A reação truculenta do rapaz que nota ser observado por um sujeito


velho/nojento/careca/asqueroso dá a dimensão da repulsa ao duplo estigma de marginalização
social em relação ao indivíduo gay e velho, fundidos no personagem Arthur, assinalando,
assim, que os homens homossexuais idosos representariam, segundo Simões (2012, p. 418-
419) “uma das formas mais salientes da alteridade abjeta e excluída dentro da própria
experiência moderna e “positiva” da homossexualidade masculina visível”. Convém,
sublinharmos, que velho voyeur dessa narrativa nolliana é espancado pelo garoto, o pianista
tem o braço fraturado, impedindo-o de trabalhar na noite, inclusive, passando um período de
recuperação numa casa de praia até sanarem os hematomas e fratura.

Apesar desse cenário disfórico, é lúcido a relativização em torno da imagem e falsa ideia
pejorativa da “bicha velha abandonada e deprimida”. A experiência da velhice gay, também,
pode ser expressa, não apenas pelo confinamento, mas também por relações fraternais sólidas
de amizade e homossocialidades convergentes ao gozo de entretenimentos e autoestima:

No âmbito da representação mais positiva do envelhecimento entre homens


homossexuais, convém aludir o cruzamento tenso e móvel entre novas e velhas convenções
sobre a periodização da vida. Isso nos leva aos possíveis arranjos, combinações e variações
entre a figura da “tia velha” o solitária e deprimida e “coroa” bem-disposto e acompanhado:
O ‘coroa’ é um personagem de idade indefinida, mas portador dos sinais
visíveis da ‘máscara do envelhecimeto’: o cabelo grisalho, as rugas, a cintura
grossa, os movimentos um tanto mais lentos. O ‘coroa’, tipicamente, parece
ser o homem maduro de modos viris, que tem saúde, disposição física,
apresentação pessoal e dinheiro suficiente para frequentar alguns espaços do
chamado ‘circuito gay’, encontrar amigos, beber, se divertir e também tentar a
sorte no mercado da paquera (SIMÕES, 2004, p. 420).

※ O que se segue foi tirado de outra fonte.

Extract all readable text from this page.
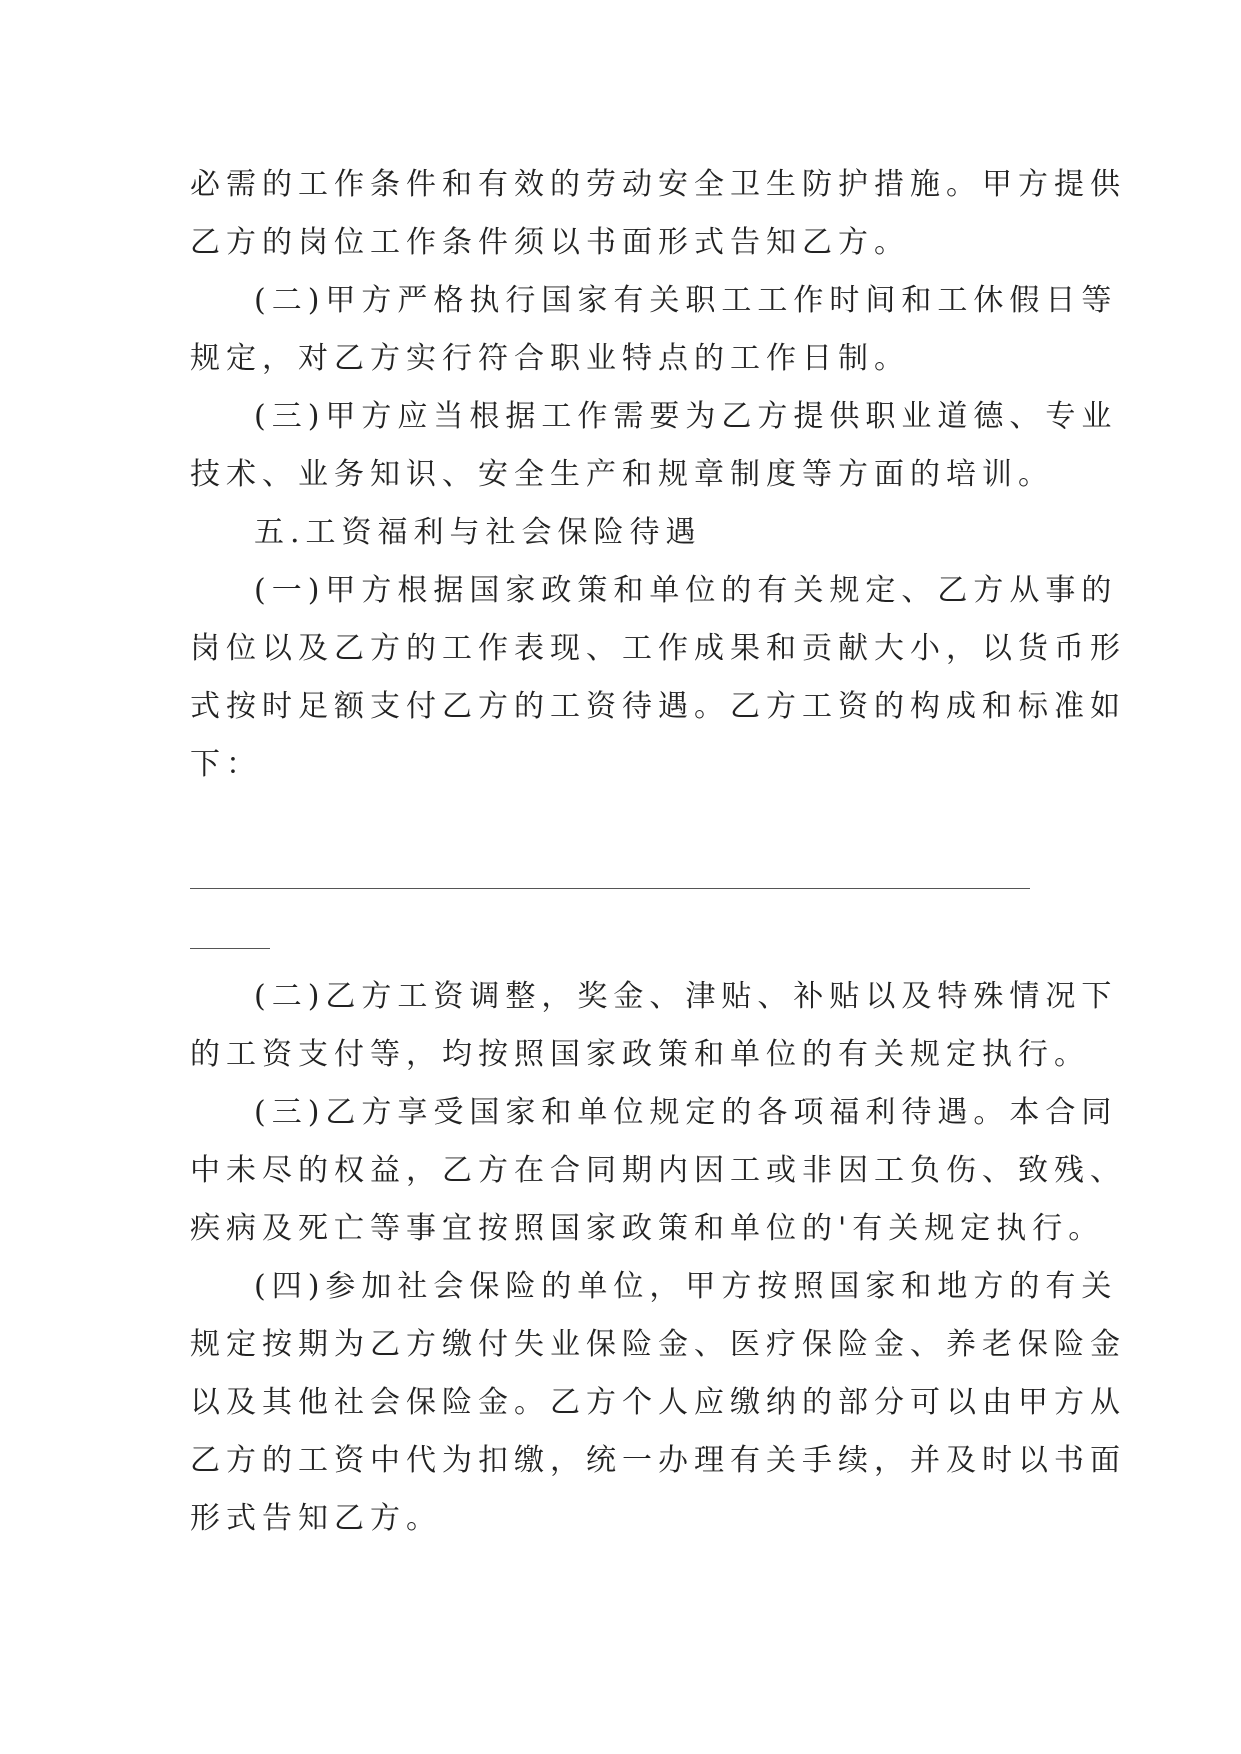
必需的工作条件和有效的劳动安全卫生防护措施。甲方提供
乙方的岗位工作条件须以书面形式告知乙方。
(二)甲方严格执行国家有关职工工作时间和工休假日等
规定，对乙方实行符合职业特点的工作日制。
(三)甲方应当根据工作需要为乙方提供职业道德、专业
技术、业务知识、安全生产和规章制度等方面的培训。
五.工资福利与社会保险待遇
(一)甲方根据国家政策和单位的有关规定、乙方从事的
岗位以及乙方的工作表现、工作成果和贡献大小，以货币形
式按时足额支付乙方的工资待遇。乙方工资的构成和标准如
下：
(二)乙方工资调整，奖金、津贴、补贴以及特殊情况下
的工资支付等，均按照国家政策和单位的有关规定执行。
(三)乙方享受国家和单位规定的各项福利待遇。本合同
中未尽的权益，乙方在合同期内因工或非因工负伤、致残、
疾病及死亡等事宜按照国家政策和单位的'有关规定执行。
(四)参加社会保险的单位，甲方按照国家和地方的有关
规定按期为乙方缴付失业保险金、医疗保险金、养老保险金
以及其他社会保险金。乙方个人应缴纳的部分可以由甲方从
乙方的工资中代为扣缴，统一办理有关手续，并及时以书面
形式告知乙方。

De acordo com Pollak apud Mota (2014), os anos 1970 constituíram um conjunto de
experiências homoeróticas que assinalaram o poder de se fazer respeitar, evidenciando um
estilo, uma identidade, um novo jeito de ser. “Houve um deslocamento da manifestação
sexual, antes restrita ao mundo privado, passa a ter expressão e visibilidade no espaço
público” (MOTA, 2014, p. 125).
A complexidade do processo de envelhecer aponta para uma série de
questões imprecisas sobre o termo velhice. Os sinais do corpo são
elaborados e apropriados simbolicamente de diferentes maneiras de uma
cultura para outra, de modo que as fronteiras etárias são relativizadas com
sentidos distintos em cada sociedade (MOTA, 2014, p. 21).

A experiência do sexo pago ocupa um lugar privilegiado nos discursos


normativos como um destino reservado aos perversos, aos homens
miseráveis, solitários e um tipo físico aberrante, ou seja, algumas práticas
desobedientes no interior das formas dissidentes da sexualidade agonizam
entre as permanências tributárias de representação de alguma coisa
vergonhosa, suja e/imoral, sobretudo para muitos gays. Pocahy (2012, p.